4. Opportunistic TLS
We hammered home the point in the previous section
about how the certificates you use must be trusted and validated. Now,
normally in Exchange and Outlook, this validation is pretty strict.
Sometimes neither Exchange nor Outlook will give you any nice errors if
validation fails — they just won't work. However, when Exchange 2010
(and Exchange 2007, while we're at it) is acting as an SMTP client and
connecting to another SMTP server, Exchange performs no certificate
validation. Exchange's SMTP client (the Send connectors, if you like)
will always accept whatever certificate the server offers during TLS handshakes.
Now, your initial reaction may be something like
"You've got to be kidding! That's so unse-cure!" Well, yes and no. It's
arguably less secure than the ideal case of being and enforcing
certification validation. However, one of the most common reasons why
certificate validation fails is that the server is using a CA the client
doesn't trust. This is reasonably common; many organizations deploy
certificates using an internal PKI. Their clients are given the correct
root CA certificates; all other systems won't validate it and will use
regular SMTP. No biggie, right? In this case, we actually gain security by using the certificate anyway — we'll take advantage of the opportunity to encrypt the session.
But what if there's a genuine spoofed or
"self-signed" certificate in place? Here's the thinking: so what?
Consider the options.
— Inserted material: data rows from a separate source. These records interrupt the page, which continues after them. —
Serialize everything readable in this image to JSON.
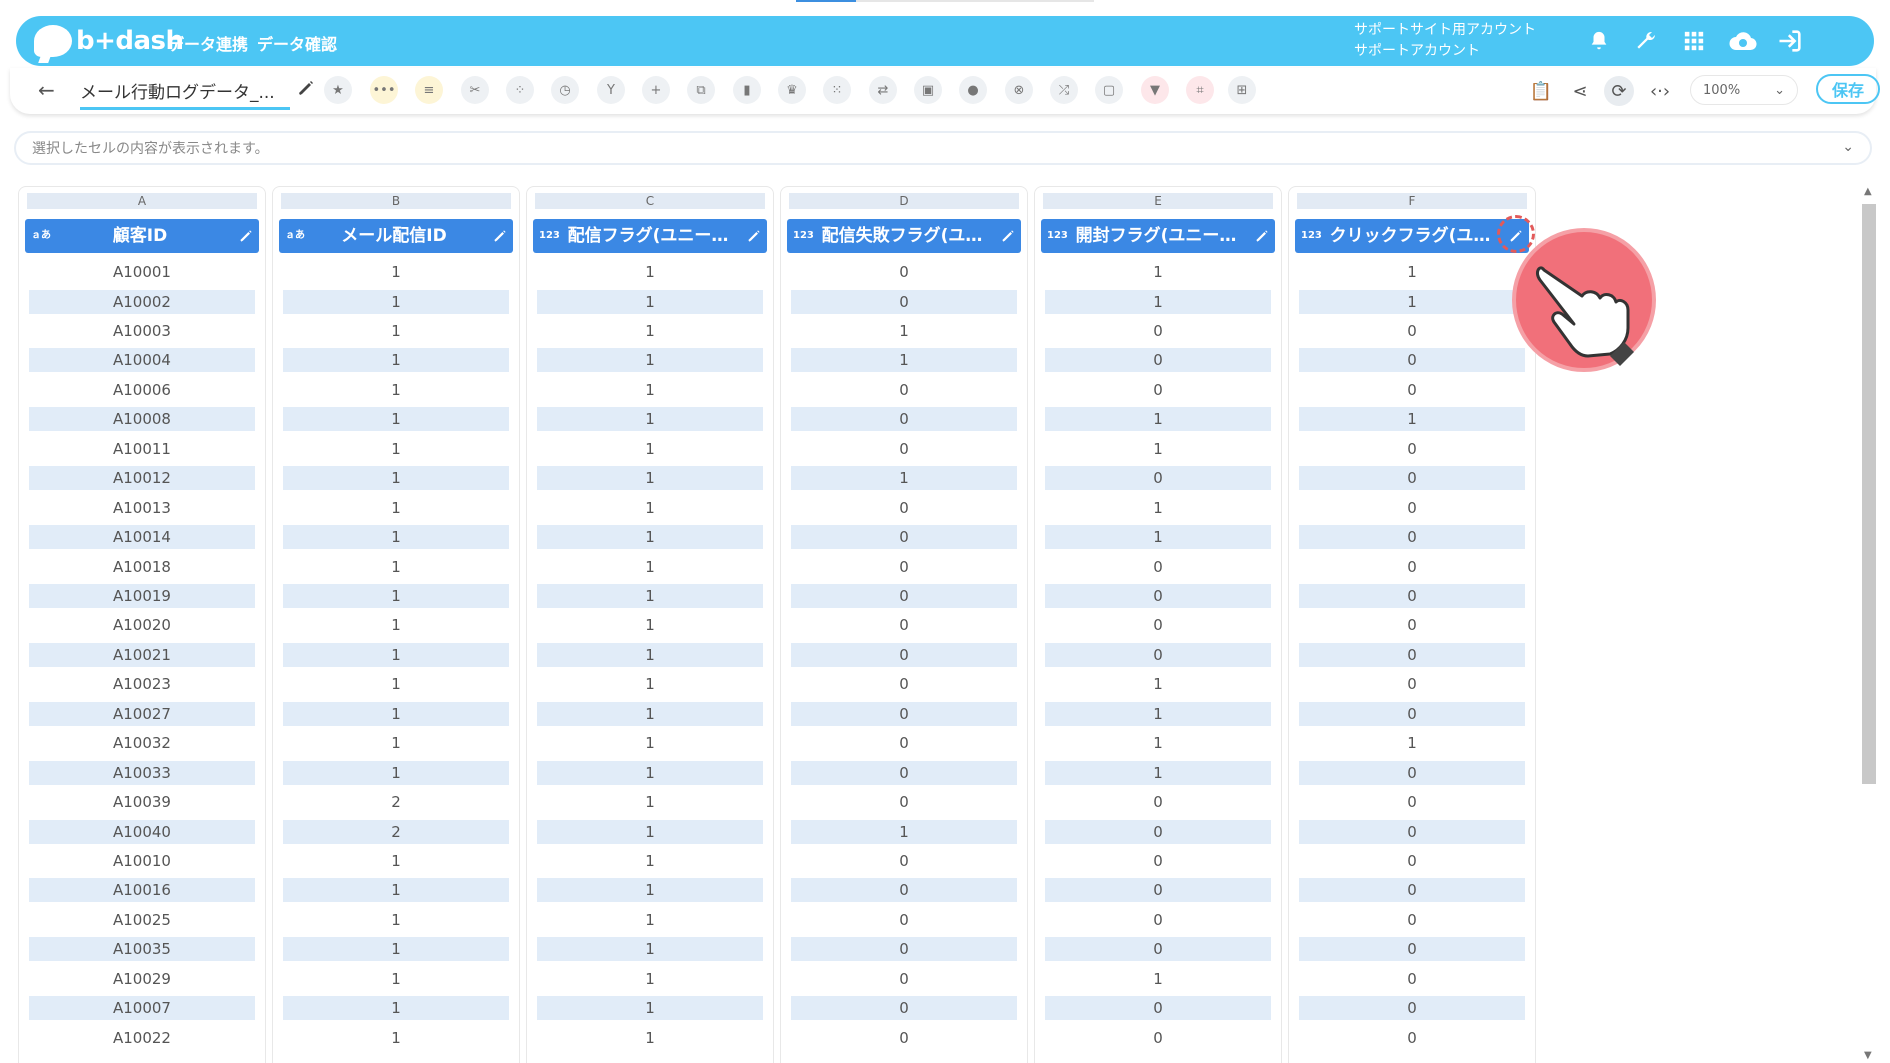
{
  "app": {
    "logo_text": "b+dash",
    "nav": [
      "データ連携",
      "データ確認"
    ],
    "account_line1": "サポートサイト用アカウント",
    "account_line2": "サポートアカウント"
  },
  "toolbar": {
    "dataset_name": "メール行動ログデータ_...",
    "zoom": "100%",
    "save_label": "保存"
  },
  "cellbar": {
    "placeholder": "選択したセルの内容が表示されます。"
  },
  "columns": [
    {
      "letter": "A",
      "type": "ａあ",
      "name": "顧客ID"
    },
    {
      "letter": "B",
      "type": "ａあ",
      "name": "メール配信ID"
    },
    {
      "letter": "C",
      "type": "123",
      "name": "配信フラグ(ユニー…"
    },
    {
      "letter": "D",
      "type": "123",
      "name": "配信失敗フラグ(ユ…"
    },
    {
      "letter": "E",
      "type": "123",
      "name": "開封フラグ(ユニー…"
    },
    {
      "letter": "F",
      "type": "123",
      "name": "クリックフラグ(ユ…"
    }
  ],
  "rows": [
    [
      "A10001",
      "1",
      "1",
      "0",
      "1",
      "1"
    ],
    [
      "A10002",
      "1",
      "1",
      "0",
      "1",
      "1"
    ],
    [
      "A10003",
      "1",
      "1",
      "1",
      "0",
      "0"
    ],
    [
      "A10004",
      "1",
      "1",
      "1",
      "0",
      "0"
    ],
    [
      "A10006",
      "1",
      "1",
      "0",
      "0",
      "0"
    ],
    [
      "A10008",
      "1",
      "1",
      "0",
      "1",
      "1"
    ],
    [
      "A10011",
      "1",
      "1",
      "0",
      "1",
      "0"
    ],
    [
      "A10012",
      "1",
      "1",
      "1",
      "0",
      "0"
    ],
    [
      "A10013",
      "1",
      "1",
      "0",
      "1",
      "0"
    ],
    [
      "A10014",
      "1",
      "1",
      "0",
      "1",
      "0"
    ],
    [
      "A10018",
      "1",
      "1",
      "0",
      "0",
      "0"
    ],
    [
      "A10019",
      "1",
      "1",
      "0",
      "0",
      "0"
    ],
    [
      "A10020",
      "1",
      "1",
      "0",
      "0",
      "0"
    ],
    [
      "A10021",
      "1",
      "1",
      "0",
      "0",
      "0"
    ],
    [
      "A10023",
      "1",
      "1",
      "0",
      "1",
      "0"
    ],
    [
      "A10027",
      "1",
      "1",
      "0",
      "1",
      "0"
    ],
    [
      "A10032",
      "1",
      "1",
      "0",
      "1",
      "1"
    ],
    [
      "A10033",
      "1",
      "1",
      "0",
      "1",
      "0"
    ],
    [
      "A10039",
      "2",
      "1",
      "0",
      "0",
      "0"
    ],
    [
      "A10040",
      "2",
      "1",
      "1",
      "0",
      "0"
    ],
    [
      "A10010",
      "1",
      "1",
      "0",
      "0",
      "0"
    ],
    [
      "A10016",
      "1",
      "1",
      "0",
      "0",
      "0"
    ],
    [
      "A10025",
      "1",
      "1",
      "0",
      "0",
      "0"
    ],
    [
      "A10035",
      "1",
      "1",
      "0",
      "0",
      "0"
    ],
    [
      "A10029",
      "1",
      "1",
      "0",
      "1",
      "0"
    ],
    [
      "A10007",
      "1",
      "1",
      "0",
      "0",
      "0"
    ],
    [
      "A10022",
      "1",
      "1",
      "0",
      "0",
      "0"
    ]
  ],
  "icons": {
    "toolbar": [
      "star-icon",
      "more-icon",
      "note-icon",
      "scissors-icon",
      "split-icon",
      "timer-icon",
      "merge-icon",
      "add-icon",
      "copy-icon",
      "delete-icon",
      "crown-icon",
      "expand-icon",
      "replace-icon",
      "lock-icon",
      "bag-icon",
      "close-circle-icon",
      "shuffle-icon",
      "frame-icon",
      "filter-icon",
      "group-icon",
      "grid-icon"
    ],
    "header": [
      "bell-icon",
      "wrench-icon",
      "apps-icon",
      "cloud-icon",
      "logout-icon"
    ]
  },
  "colors": {
    "header": "#4cc6f4",
    "column_header": "#3b88e4",
    "alt_row": "#e1ecf8",
    "pointer": "#f1707a"
  }
}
You either refuse to use the certificate (and send
the message in the clear where anyone can be listening to it), or you
use the untrusted certificate and send the message anyway — and only
expose the message to the person who provided the untrusted certificate.
If they have the level of access to be able to create and install an
untrusted certificate, they have the level of access to get
administrator access to the server and intercept your communications
anyway.
When an SMTP client or server goes ahead and allows a
TLS session to be initiated even if the certificate is untrusted, this
is called opportunistic TLS. If the
remote system offers TLS, the client will then try to negotiate with the
server to use TLS without being specifically configured to. This is a
direct contrast to legacy Exchange (2000 or 2003) behavior, which only
used TLS when configured to (and then only
used TLS). The benefit here is that the certificates on the Hub
Transport server do not have to be trusted in order to use TLS and the
SMTP data transfer between your Exchange Hub Transport server and a
remote SMTP server that supports opportunistic TLS will be encrypted.
5. Domain Security
Opportunistic TLS gives you the ability to
automatically encrypt the SMTP message flow between an SMTP client and
an SMTP server that supports opportunistic TLS, but without any type of
certificate validation. This gives you an additional level of security
when email is being sent between your servers and the Internet. However,
as we pointed out in the previous section, there is no validation of
the sender's certificate (or even yours).
The Domain Security
feature allows you to configure one or more remote domains on the
Internet (or your intranet) for which you want a secure SMTP connection,
and you also want to validate that the connection did indeed come from
one of their mail servers. Domain Security requires that the
certificates that you are using as well as the remote systems be
trusted.
Both you and the administrator of the remote system
have to configure the transport configuration's
TLSReceiveDomainSecureList and TLSSendDomainSecureList properties for
Exchange 2010 server (or Exchange 2007 server). Both organizations must
be using Exchange Server 2007 or 2010, and those servers must be the
servers that both send and receive email. You cannot go through a
third-party message hygiene system and use Domain Security. Exchange
Server (a Hub Transport or an Edge Transport) must be the source server
as well as the target end-point.
If both the sender's system as well as the
recipient's system are configured to use Domain Security and if the
certificates on both sides are trusted, the recipient of messages from
the trusted remote domain will see a special icon on the message in
Outlook 2007 or 2010 that indicates the message was received from a
trusted source.